Ahır sekisi ve şanlı tarihimiz, çırpınmayan Karadeniz, Şevket Süreyya ve ben

Abone Ol

Çocukluğumda büyüklerimden duymuştum: "Ahır sekisinde yatar, Sultan Süleyman'ı rüyasında görür" derlerdi.

Yani ahır sekisinde yatanın rüyasına bile karışılırdı, ahır sekisinde yatıyorsa, rüyada bile Sultan Süleyman'ı görmemeliydi, haddini bilmeliydi.

Bu algı, sınıflı, ayrıcalıklı toplumun bir yansımasıdır.

Ahır sekisinde kim yatar hayvanlarla ve dışkılarla birlikte? Yeterli yeri ve yakacağı olmayanlar, onlar ahıra bir seki yapıp hayvanların ısısından yararlanarak, soba yakmadan orada yatıp kalkarlardı. İşte bu durum onları aşağılama nedeni olurdu ve rüyalarına bile karışılırdı.

Evet şanlı tarihimiz vardı bizim öyle değil mi? Ahır sekisi de vardı oysa ki ve işin gerçeği de oydu.

Söz buraya gelmişken Şevket Süreyya Aydemir'in Suyu Arayan Adam'da, yazdığı bir ahır sekisi anısını aktaralım. İki yedeksubay Şevket Süreyya ve Hüseyin Avni (Ulaş), 1.Dünya Savaşı'nın son yıllarında, Sarıkamış dolaylarında bir köyde bir ahır sekisine konukturlar. Yolda bir zarf vermişlerdir onlara, açamamışlardır atların üstünde, tipide karda. Ahır sekisinde açar okurlar. Enver Paşa'nın bir emri, diyor ki: "Medeniyeti daha ilerilere götürün." 

Okur okumaz acı acı gülerler.

Hangi medeniyeti? Ahır sekisi medeniyetini mi?

KARADENİZ ÇIRPINMIYOR ARTIK BENİM İÇİMDE

Bayburt Demirözü... 4-5 yaşlarındayım... Dedem Şevki Efendi kafayı çekmiş, hafiften şarkılar mırıldanıyor, birden Fikriye Neneme (babamın üvey annesi) sesleniyor:

"Gel buraya söyle bu şarkıyı." 

Hangi şarkıyı mı? “Çırpınırdın Karadeniz bakıp Türk'ün bayrağına." 

Fikriye Nenem ne bilsin onu, zaten sesi de çok kötü, şarkıyı katlediyor "Aman herif ben beceremirem" diyor ama dedem ısrarlı. Ev kalabalık, halalarım, amcalarım gülüp duruyorlar. 

Ben "Çırpınırdın Karadeniz'i" Balkan ve 1.Dünya Savaş gazisi, Bakû ve Batum'u görmüş dedemden işte o gün duymuştum ilk kez.
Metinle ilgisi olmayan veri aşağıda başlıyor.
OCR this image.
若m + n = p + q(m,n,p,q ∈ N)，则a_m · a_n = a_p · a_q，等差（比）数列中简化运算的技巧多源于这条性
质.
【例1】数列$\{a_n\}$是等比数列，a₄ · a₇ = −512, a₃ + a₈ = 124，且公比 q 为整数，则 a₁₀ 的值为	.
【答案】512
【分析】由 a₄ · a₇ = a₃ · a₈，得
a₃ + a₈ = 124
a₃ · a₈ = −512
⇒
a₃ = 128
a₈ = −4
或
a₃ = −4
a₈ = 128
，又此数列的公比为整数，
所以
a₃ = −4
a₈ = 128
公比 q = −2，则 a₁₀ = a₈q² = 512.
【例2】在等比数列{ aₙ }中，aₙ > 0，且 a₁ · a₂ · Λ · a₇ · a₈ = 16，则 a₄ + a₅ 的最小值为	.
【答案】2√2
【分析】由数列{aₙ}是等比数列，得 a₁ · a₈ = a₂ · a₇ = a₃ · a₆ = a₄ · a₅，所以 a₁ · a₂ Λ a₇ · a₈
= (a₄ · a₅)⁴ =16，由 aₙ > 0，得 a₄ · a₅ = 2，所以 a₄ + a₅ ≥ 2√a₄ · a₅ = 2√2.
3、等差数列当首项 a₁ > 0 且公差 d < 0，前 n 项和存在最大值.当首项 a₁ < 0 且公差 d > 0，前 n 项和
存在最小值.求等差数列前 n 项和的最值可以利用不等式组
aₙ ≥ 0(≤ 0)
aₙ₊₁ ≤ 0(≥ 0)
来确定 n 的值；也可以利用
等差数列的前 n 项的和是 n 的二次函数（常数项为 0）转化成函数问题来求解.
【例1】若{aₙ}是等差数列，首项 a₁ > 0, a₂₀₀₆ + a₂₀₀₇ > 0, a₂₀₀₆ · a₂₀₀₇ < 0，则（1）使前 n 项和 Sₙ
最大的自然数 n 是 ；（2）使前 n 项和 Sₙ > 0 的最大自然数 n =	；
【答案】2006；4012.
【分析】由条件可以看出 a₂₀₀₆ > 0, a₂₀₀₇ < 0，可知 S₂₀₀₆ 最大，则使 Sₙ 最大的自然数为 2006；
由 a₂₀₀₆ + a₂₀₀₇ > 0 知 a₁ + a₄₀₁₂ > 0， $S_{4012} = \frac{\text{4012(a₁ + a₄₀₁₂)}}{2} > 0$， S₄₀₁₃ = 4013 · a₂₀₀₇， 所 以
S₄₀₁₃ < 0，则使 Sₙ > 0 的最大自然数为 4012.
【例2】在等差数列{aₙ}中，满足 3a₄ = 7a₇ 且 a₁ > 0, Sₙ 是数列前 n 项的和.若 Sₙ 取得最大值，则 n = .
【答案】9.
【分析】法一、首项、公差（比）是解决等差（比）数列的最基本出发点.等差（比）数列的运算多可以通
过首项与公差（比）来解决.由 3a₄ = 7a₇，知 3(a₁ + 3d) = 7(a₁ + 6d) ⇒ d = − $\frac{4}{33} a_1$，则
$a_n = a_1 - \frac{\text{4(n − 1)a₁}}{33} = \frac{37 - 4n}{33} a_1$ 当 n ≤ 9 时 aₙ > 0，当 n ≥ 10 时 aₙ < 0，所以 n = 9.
Sonra üniversite yıllarımda o şarkının sözlerinin Azerbaycanlı talihsiz şair Ahmet Cavad'a ait olduğunu öğrendim. Ahmet Cavad'ı da, başka şiirlerini de öğrendim. "Yurdu Gitmiş Bir Yiğidin Payına" adlı öykümde Ahmet Cavad da vardır.

Ama şimdilerde ben artık Çırpınırdın Karadeniz'i dinlemiyorum, dinleyemiyorum. Öyle çok istismar edildi, öyle ağızlara düştü ki, ben ağzıma alamıyorum. Yani Karadeniz artık çırpınmıyor benim içimde.

ŞEVKET SÜREYYA AYDEMİR VE BEN

"Kaybettiğim en değerli şeyi, kendimi buldum." Şevket Süreyya Aydemir

Yazgım bire bir benzemese de, yaşadıklarım, yanılgılarım, yoldaşlıklarım ve yarışlarım Şevket Süreyya Aydemir'e çok benziyor ve bu benzerlik beni rahatlatıyor.